The latest action made changes to the existing rules regarding the record-keeping requirements for cash management programs. The following clarifications or modifications are effective December 1, 2003:

  • Clarified that the rules only require information be maintained related to the FERC-regulated entity and any "administrator" of a cash management program. Jurisdictional entities are not required to keep information regarding other nonregulated participants in a cash management arrangement.
  • Modified the rule to eliminate the need to keep records of the interest rate applicable to each transaction. Rather, the documentation of a cash management program must either indicate the applicable interest rate or the method of determining the interest rate.
  • Modified the rule to require records of only the monthly balances of the jurisdictional entity in the cash management program rather than previous requirement for daily balances.
  • Clarified that if any of the rules’ specified record-keeping items for a cash management program are inapplicable to an entity’s arrangement, it must nevertheless state that the requirement is inapplicable in its documentation that is filed with the FERC. For example, the rules require the documentation to specify the duties and responsibilities of the "administrator" of a cash management program.

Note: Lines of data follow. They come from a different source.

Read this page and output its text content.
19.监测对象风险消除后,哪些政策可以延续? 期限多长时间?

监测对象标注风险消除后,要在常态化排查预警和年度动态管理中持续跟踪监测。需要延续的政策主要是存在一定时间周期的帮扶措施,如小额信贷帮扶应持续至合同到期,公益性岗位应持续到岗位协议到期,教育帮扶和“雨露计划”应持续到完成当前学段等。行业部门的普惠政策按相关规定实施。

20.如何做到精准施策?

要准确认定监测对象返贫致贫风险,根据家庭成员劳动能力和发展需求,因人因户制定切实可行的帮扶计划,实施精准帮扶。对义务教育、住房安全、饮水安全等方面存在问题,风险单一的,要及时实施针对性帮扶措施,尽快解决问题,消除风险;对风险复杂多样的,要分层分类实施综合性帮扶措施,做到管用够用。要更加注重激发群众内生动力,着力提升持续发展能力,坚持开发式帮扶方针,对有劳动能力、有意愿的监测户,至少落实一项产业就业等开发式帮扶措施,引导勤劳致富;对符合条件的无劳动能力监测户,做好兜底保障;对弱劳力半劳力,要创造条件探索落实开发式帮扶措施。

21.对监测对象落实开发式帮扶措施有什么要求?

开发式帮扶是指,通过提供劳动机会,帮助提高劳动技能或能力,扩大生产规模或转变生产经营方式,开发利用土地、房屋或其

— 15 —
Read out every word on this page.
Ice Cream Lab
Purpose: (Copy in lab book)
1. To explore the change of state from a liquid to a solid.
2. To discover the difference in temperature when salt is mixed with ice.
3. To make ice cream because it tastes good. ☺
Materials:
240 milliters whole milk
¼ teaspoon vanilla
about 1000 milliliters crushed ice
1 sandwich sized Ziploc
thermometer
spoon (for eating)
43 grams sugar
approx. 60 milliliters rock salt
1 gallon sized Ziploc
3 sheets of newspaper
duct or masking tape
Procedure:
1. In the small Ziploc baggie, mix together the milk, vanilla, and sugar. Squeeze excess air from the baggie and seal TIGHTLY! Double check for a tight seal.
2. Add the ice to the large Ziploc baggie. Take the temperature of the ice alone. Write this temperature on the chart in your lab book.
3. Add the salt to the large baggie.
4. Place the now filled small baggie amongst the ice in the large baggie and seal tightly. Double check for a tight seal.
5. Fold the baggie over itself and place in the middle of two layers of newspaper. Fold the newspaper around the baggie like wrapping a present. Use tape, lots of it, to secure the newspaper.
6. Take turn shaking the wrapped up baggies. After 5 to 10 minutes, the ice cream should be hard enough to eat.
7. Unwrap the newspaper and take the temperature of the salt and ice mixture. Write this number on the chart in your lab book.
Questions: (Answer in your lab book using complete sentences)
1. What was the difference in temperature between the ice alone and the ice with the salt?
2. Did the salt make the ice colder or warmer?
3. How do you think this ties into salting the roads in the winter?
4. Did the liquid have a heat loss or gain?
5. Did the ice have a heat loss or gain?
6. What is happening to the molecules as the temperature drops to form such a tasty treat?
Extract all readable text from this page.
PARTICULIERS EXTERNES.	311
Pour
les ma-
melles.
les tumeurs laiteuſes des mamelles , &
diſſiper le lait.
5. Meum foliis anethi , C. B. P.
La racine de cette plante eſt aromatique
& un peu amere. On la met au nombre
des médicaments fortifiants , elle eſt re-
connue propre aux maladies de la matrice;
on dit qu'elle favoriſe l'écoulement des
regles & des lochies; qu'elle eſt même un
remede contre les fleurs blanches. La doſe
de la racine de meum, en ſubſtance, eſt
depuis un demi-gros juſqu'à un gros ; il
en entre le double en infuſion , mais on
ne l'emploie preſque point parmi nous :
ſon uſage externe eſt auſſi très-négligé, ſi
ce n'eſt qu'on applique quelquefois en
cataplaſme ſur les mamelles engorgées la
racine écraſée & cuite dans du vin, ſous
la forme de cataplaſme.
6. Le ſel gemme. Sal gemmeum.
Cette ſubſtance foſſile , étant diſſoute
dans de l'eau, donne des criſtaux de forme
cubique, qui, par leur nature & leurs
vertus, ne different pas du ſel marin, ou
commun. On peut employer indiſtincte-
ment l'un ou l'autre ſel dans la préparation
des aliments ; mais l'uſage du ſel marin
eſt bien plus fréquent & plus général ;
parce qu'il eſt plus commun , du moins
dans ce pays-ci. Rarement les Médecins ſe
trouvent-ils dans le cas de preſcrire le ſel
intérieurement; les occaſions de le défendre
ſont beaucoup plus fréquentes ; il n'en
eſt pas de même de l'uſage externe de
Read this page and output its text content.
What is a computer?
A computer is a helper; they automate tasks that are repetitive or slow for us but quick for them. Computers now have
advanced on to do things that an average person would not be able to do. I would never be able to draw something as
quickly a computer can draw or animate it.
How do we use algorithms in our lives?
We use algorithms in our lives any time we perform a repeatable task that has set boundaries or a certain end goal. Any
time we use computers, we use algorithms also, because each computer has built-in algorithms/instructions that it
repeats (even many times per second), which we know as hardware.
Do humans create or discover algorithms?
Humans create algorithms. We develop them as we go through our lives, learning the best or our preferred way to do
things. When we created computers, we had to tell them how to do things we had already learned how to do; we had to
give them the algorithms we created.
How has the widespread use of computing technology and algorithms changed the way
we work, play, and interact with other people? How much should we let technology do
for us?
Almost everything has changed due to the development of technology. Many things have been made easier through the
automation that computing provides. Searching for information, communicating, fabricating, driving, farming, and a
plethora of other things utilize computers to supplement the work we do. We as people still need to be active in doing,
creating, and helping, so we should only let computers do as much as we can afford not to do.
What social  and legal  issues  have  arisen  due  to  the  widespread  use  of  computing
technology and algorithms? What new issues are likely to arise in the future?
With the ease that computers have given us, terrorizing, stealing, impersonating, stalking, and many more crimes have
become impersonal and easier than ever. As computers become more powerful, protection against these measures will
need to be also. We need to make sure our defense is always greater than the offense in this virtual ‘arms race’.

If there is no administrator, such as in a bilateral agreement between a jurisdictional entity and its parent, the agreement must specify that the provisions of the rule regarding such duties and responsibilities are inapplicable to the agreement.

Applicability

The provisions of the rules adopted effective December 1, 2003 apply to all FERC-regulated entities (electric public utilities and licensees and natural gas and oil pipeline companies) that have not been granted waivers of the commission's accounting and the FERC Annual Report Forms 1, 1-F, 2, 2-A or 6 filing requirements. Given their special circumstances, however, in the October 2003 ruling, FERC exempted electric cooperatives from the requirement to report changes in their proprietary capital above and below the 30 percent level. Electric cooperatives are subject to all the other requirements.

Conclusion

The FERC justified its final rule by finding that it must examine the financial structure of the entities it regulated in order to better ensure that rates for jurisdictional services are just and reasonable. FERC emphasized that it is not dictating the content of, or terms for, participating in a cash management program, and it noted that it is not regulating the issuance of any security by means of the new rules. Finally, FERC rejected contentions that its revised rules were preempted by, or inconsistent with, the PUHCA or state public utility regulations applicable to securities issuances. The new requirements show an increased activism by FERC in financial reporting and monitoring. It remains to be seen what FERC will do with the new information it will be gathering.